誰かが、血走った横目を向けてきた――そんな気がした。
――「ウルセエ」
――【打流】
体が勢いよく右に翻り、得物を振り払った。
カアン! と乾いた硬質な音が響き、降りかかってきた棍棒が吹き飛んだ。
――【縮地】【渾撃】
吹き荒ぶ風のごとく、体は雄鶏の左脚へと急迫する。
「コレデエッ……!」
左足を踏み込んでは、右肩にかつぐように構えた月白の剣を振り下ろした。
袈裟斬りは不快な切削音をかき鳴らし、標的に深々と爪痕を刻み込む。
――【終一閃】
「終エダアッ!」
左腰に据わった得物を、右薙ぎに抜き放つ。
飛沫のように一閃が爆ぜ、雄鶏の左脚が分断された。
直後、体はすぐさま跳ねるように後退し、崩落する巨体から免れた。
――「ザマアミヤガレ……」
誰かの声が満足げにつぶやいた。
「――また……」
湊輔は目に飛び込んできた光景に呆然とした。
倒れ伏している雄鶏。
痺れているような感覚を帯びている右腕。
「死逃視眼が……?」
「早く! とどめを!」
悲鳴のような荒々しい声が背中を打った。
そうだ、今度こそ終わらせないと。
雄鶏がぎこちなく頭をもたげ、こちらを睨んだ。
瞬間、視界の上から赤い光跡が降り注いだ。
反射的に流転避で躱す。
敵が這いつくばりながら、右腕を叩きつけてきた。
あの棍棒は……?
いや、いい。
ないならないで、それでいい。
「けど……」
どうやってとどめを刺す?
コイツはまだ動ける。
いや、生存本能と怒りと執念で動いてる、そんな感じ。
また雄鶏が右腕を振りかざした。
半瞬遅れ、支えにしていた左腕から炸裂音がこだました。
途端に巨体が崩れ落ちる。
ここだ。
ここで、今度こそ、終わらせる。
――【縮地】
踏み込んだ瞬間、湊輔が意図したわけでもなく、体が吹き荒んだ。
あっという間に雄鶏の頭に辿り着く。
――【渾撃】
「だあああッ!」
勢いに乗せ、月白の剣を上段から振り下ろした。
右腕から全身に伝播する、衝撃の反作用。
まさに渾身の一撃。
直撃の瞬間、雄鶏の巨体が痙攣するように小さく跳ねた。
「はあっ……はあ……はぁ……」
湊輔は覚束ない足取りで後ずさる。
「頼むから……もう、これで、終わってくれ……」
泣きすがるような声を、微動だにしなくなった藤色の巨体に吐きつけた。
やがて全身から力が抜け、尻餅をつく。
そして押し寄せてくる、とてつもない疲労感と虚無感。
なんとなしに西を見渡すと、横たわる鳩羽色の巨体が。
それとこちらに向かって駆けてくる人影が一つと、歩いてくる人影が一つ。
「湊くん!」
と不安げな声が背後から聞こえてきた。
『ぴーんぽーんぱーんぽーん。

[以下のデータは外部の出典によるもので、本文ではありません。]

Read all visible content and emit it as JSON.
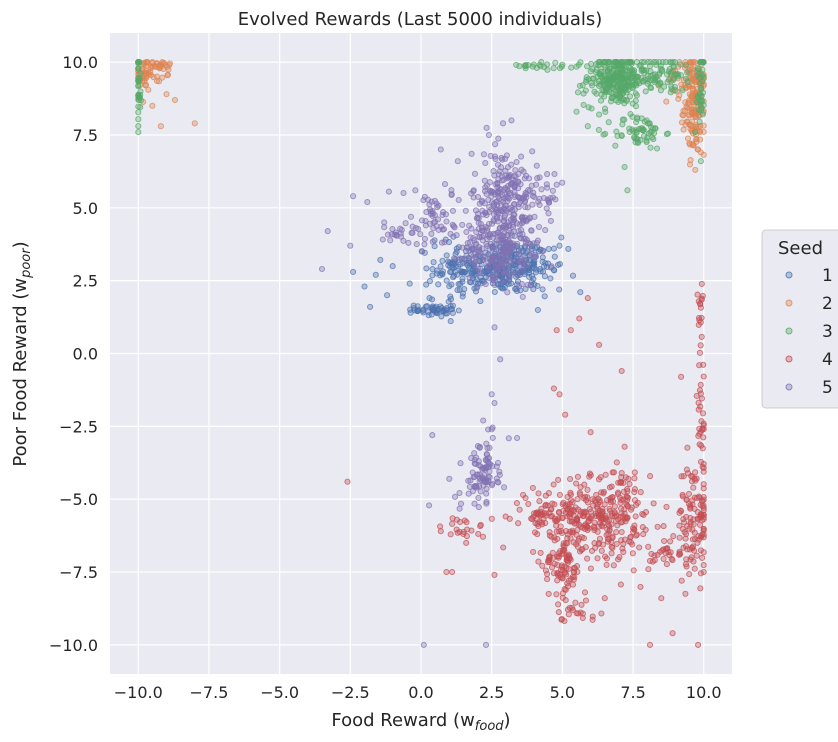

えー、魔郷の眷属の全滅を確認。繰り返しまぁす。魔郷の眷属の全滅、確認しましたぁ。うわー、すごいよー。三年生のみんながいなくてもちゃーんと倒せたねぇ。えらいえらいッ。お疲れ様ぁ。また今度も頑張ってねぇ。以上ッ。……ぴーんぽーんぱーんぽーん』
間延びした少年声が放送から流れた。
すぐさま視界が揺らぎ、これまで辿った経路を逆流するように、景色が移りゆく。